Pakistan Cricket Board (PCB) Chairman Ehsan Mani on Friday said that in the punishment given to captain Sarfaraz Ahmed by the International Cricket Council (ICC) for allegedly racist remarks made against South African cricketer Andile Phehlukwayo, bureaucracy seems to have won against common sense.
“As far as we were concerned, an apology had been tendered and accepted and the only question was whether Sarfaraz deserved any punishment,” Mani said, while speaking to ESPNcricinfo.
“I had already said we should pull Sarfaraz out for 2-3 games. I felt very strongly that this has to be a strong message for everyone.”
In the second ODI played between Pakistan and South Africa, Sarfraz was heard making controversial remarks directed at Phehlukwayo.
As South African batsman Andile Phehlukwayo got lucky despite playing a risky shot, a stump mic picked up Ahmed saying: “Hey black [man], where is your mother sitting? What prayer did you get her to say for you today?” (Abay kaalay, teri ammi aaj kahan baitheen hain? Kya parhwa ke aya hai aaj tu?)
Following backlash, the skipper apologised to the South African team, and personally expressed regret over the incident to Phehlukwayo, who accepted his apology.
The skipper was then handed a four-match suspension by the ICC on Jan 27 for breaching its Anti-Racism Code. Soon after the announcement by the council, PCB released a statement, saying it was “disappointed with ICC’s decision”.

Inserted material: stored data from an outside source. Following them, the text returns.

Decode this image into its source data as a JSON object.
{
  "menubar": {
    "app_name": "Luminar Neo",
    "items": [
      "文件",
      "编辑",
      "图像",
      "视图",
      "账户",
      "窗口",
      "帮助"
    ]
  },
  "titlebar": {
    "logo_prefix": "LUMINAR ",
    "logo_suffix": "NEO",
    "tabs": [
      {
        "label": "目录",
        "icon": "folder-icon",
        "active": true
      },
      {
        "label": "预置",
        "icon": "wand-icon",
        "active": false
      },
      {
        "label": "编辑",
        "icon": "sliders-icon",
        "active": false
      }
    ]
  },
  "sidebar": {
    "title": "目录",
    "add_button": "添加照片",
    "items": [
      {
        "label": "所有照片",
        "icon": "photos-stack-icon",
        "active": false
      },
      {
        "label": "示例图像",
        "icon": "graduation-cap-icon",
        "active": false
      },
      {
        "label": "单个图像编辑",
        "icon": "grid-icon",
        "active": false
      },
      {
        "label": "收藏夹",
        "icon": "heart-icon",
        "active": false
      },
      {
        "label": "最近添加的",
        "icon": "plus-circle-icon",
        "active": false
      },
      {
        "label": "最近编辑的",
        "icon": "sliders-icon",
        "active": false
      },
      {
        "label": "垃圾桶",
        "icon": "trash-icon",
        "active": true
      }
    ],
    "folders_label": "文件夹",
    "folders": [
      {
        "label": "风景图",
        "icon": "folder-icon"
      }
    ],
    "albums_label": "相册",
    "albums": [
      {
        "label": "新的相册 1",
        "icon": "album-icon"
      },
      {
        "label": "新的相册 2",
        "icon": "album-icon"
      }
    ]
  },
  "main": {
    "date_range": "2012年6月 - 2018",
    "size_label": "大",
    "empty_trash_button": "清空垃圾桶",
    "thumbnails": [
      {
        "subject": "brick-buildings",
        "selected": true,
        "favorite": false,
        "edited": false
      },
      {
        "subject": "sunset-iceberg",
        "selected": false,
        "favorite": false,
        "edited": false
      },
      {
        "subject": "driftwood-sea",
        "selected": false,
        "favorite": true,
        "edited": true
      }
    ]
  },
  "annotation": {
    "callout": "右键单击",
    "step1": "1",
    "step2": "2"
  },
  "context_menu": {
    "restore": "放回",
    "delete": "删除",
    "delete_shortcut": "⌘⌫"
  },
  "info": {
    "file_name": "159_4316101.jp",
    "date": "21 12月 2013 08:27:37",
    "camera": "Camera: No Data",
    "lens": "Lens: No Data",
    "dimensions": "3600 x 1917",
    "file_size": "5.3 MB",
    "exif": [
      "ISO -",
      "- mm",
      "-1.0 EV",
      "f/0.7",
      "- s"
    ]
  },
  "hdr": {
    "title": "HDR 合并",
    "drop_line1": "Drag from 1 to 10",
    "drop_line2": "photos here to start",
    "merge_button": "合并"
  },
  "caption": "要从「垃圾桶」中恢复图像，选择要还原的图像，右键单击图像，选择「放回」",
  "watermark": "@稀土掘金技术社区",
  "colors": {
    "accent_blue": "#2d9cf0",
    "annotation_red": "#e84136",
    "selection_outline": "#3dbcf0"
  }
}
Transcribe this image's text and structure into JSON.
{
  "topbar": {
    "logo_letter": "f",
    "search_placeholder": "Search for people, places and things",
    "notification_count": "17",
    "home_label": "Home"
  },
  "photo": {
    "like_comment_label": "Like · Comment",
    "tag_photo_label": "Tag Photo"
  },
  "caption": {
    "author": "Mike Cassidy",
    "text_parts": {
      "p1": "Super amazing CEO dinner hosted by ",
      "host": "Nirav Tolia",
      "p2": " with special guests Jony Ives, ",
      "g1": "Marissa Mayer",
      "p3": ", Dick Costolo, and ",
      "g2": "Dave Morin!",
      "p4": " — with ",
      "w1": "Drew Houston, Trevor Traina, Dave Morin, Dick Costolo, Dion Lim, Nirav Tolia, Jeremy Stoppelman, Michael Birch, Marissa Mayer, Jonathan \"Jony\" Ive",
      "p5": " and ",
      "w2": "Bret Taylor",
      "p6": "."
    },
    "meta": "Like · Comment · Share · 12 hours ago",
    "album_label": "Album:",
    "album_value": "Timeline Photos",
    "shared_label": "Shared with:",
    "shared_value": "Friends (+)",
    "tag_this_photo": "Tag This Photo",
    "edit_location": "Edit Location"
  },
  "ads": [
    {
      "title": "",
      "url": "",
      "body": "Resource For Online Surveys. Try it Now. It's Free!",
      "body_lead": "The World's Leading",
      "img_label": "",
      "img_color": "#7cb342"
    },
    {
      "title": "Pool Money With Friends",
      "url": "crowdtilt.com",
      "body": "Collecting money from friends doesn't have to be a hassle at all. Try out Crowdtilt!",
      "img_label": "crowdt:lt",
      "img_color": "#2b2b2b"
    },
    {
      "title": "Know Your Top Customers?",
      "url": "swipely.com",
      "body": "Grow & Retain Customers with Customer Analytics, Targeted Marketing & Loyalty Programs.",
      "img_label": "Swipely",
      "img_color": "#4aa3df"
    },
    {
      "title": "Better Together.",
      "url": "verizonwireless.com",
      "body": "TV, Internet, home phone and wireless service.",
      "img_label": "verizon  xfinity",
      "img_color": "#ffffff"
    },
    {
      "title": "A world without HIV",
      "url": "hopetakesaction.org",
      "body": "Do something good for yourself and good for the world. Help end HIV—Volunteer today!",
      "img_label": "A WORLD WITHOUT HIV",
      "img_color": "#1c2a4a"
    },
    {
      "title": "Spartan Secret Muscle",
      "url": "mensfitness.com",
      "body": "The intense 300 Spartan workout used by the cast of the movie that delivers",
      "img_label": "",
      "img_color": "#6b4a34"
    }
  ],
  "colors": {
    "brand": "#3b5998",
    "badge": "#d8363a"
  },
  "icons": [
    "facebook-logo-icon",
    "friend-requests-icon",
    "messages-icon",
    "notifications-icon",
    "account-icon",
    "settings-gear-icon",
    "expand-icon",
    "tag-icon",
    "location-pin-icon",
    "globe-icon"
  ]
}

“The PCB notes the ICC decision on Sarfaraz Ahmed with its utmost disappointment. PCB had anticipated that the matter had been resolved amicably between the two players and the two boards following Sarfaraz Ahmed’s public apologies which were accepted by the player, the Board and South Africa cricket team,” the statement by the board had said.
Speaking to ESPNcricinfo, Mani maintained that the punishment was unjustified. “We had cleared the air. So common sense should have meant that was the end of the matter,” he said.
He added: “We made an apology at all levels and it had been accepted by everyone. We have a good relationship with CSA. For the ICC to jump in because Phehlukwayo was upset and didn’t want a reconciliation process, [and to feel they] have to charge Sarfaraz, that’s where I think a bit of nonsense comes into this. What else can you achieve by sitting them in a room? They’re not school children.”
“Why this bureaucratic process that it didn’t go exactly according to the book in terms of reconciliation with an ICC mediator? We don’t need an ICC mediator,” Mani maintained while adding that the punishment has been given because at some point during the whole episode, the bureaucratic process “overruled common sense”.
Speaking about Sarfaraz’s comment itself, Mani said: “Unfortunately, somewhere the message to the players has gotten missed, or it hasn’t sunk in, or too much time went by without further refreshing. It is a distasteful comment to make at any level.
“The sensitivity in South Africa is understandably very high and it was disappointing the captain made that comment – it would be disappointing coming from any player but the leader of the team more so.”
“Obviously Sarfaraz will be spoken to. The whole team will be told that you have to be very careful. It is also a bit of a cultural issue – the word that he used, in Pakistan it would be ignored. That doesn’t mean the culture is right but the tone wasn’t in any way vicious or vindictive,” Mani said, clarifying that Sarfaraz’s comment will not be taken lightly and that steps will be taken to make sure such instances do not occur in the future.
ICC’s punishment criteria
The ICC’s Anti-Racism Code for Participants states that the following conduct, if committed by a participant at any time during, or in relation to, an international match, shall amount to an offence: “Engaging in any conduct (whether through the use of language, gestures or otherwise), which is likely to offend, insult, humiliate, intimidate, threaten, disparage or vilify any reasonable person in the position of a player, player support personnel, umpire, match referee, umpire support personnel or any other person (including a spectator) on the basis of their race, religion, culture, colour, descent, national or ethnic origin”.
As per Article 7.3 of the Anti-Racism Code, Ahmed will have to undergo an education programme to promote the understanding and awareness of issues directly relevant to the offence that he has committed, the ICC said in a press release, adding that it would “work with the Pakistan Cricket Board (PCB) to determine when and how this should take place”.
The incident was initially reported by Ranjan Madugalle of the Emirates Elite Panel of ICC Match Referees after he conducted initial investigations and spoke to both players after the match.
Following a further investigation, the ICC General Counsel Iain Higgins then determined that the player had a case to answer under the Code, and the player was issued with a charge notice on January 26.
ICC Chief Executive David Richardson had said: “The ICC has a zero-tolerance policy towards conduct of this nature. Ahmed has promptly admitted the offence, was regretful of his actions and has issued a public apology, so these factors were taken into account when determining an appropriate sanction.”